Repeated dietary dose testing is used to assess longer term toxicity of chemicals, such as pesticides, to mammals. However, the internal pesticide concentration varies significantly as feeding rate relative to body size fluctuates over time. Toxicokinetic-toxicodynamic (TK-TD) models can estimate internal toxicant concentration over time and link this directly to observed effects on endpoints such as the growth rate of laboratory rats.

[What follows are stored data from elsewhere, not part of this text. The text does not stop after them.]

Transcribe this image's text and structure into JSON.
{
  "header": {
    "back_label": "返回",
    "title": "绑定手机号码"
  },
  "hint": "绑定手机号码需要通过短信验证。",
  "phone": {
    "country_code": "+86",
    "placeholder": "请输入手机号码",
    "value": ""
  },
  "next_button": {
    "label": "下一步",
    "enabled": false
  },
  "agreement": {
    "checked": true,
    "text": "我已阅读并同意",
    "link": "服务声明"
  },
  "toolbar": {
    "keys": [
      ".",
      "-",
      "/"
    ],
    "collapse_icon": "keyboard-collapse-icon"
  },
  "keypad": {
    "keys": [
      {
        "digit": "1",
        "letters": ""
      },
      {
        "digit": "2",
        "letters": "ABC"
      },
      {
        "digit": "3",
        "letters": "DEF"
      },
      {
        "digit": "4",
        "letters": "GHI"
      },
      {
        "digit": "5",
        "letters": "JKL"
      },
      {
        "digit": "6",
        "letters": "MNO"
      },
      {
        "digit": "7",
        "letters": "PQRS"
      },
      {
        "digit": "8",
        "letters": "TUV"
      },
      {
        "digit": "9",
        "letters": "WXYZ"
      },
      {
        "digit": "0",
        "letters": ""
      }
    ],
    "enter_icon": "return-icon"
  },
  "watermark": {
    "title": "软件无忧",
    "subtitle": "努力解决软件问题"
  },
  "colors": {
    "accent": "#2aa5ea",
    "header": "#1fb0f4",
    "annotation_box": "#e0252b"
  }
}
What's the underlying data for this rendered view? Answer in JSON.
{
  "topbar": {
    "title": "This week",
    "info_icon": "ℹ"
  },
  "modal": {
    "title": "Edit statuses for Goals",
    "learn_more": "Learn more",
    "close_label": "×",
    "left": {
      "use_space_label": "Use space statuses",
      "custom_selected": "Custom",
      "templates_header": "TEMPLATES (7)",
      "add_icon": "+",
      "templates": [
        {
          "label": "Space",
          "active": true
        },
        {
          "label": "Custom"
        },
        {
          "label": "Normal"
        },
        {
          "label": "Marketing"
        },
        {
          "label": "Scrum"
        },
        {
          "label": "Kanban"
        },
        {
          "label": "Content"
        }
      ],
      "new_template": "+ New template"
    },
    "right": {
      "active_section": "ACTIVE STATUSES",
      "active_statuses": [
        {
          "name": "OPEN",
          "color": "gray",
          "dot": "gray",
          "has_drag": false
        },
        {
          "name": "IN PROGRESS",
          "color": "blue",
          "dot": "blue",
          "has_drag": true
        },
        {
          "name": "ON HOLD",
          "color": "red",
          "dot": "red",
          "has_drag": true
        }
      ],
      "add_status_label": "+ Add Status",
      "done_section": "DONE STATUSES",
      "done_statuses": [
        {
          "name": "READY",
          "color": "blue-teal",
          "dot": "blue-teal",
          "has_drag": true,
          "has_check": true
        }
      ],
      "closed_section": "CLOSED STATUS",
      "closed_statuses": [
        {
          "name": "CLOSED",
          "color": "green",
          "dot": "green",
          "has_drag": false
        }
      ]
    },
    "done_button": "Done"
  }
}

Using TK-TD models it is therefore possible to predict the effects that would result from a constant internal concentration of a pesticide. This presents the possibility of comparison with data from in vitro experiments, potentially facilitating quantitative in vitro to in vivo extrapolation (QIVIVE). We used in vivo TK-TD models to identify relevant internal concentrations and then estimated the experimental conditions required to replicate these in cultured cells, using in vitro TK models. Cell population growth was measured, with a view to extrapolating through time and comparing effect sizes with in vivo predictions. However, observed cell proliferation was not significantly affected by the tested concentrations of any of the five pesticides in this study and so extrapolation was not possible. In light of this negative result, we highlight areas for future work towards QIVIVE of graded sublethal effects in mammals. The most pressing objective is improving the accuracy of in vivo TK predictions, which could be achieved with dietary dosing in TK studies.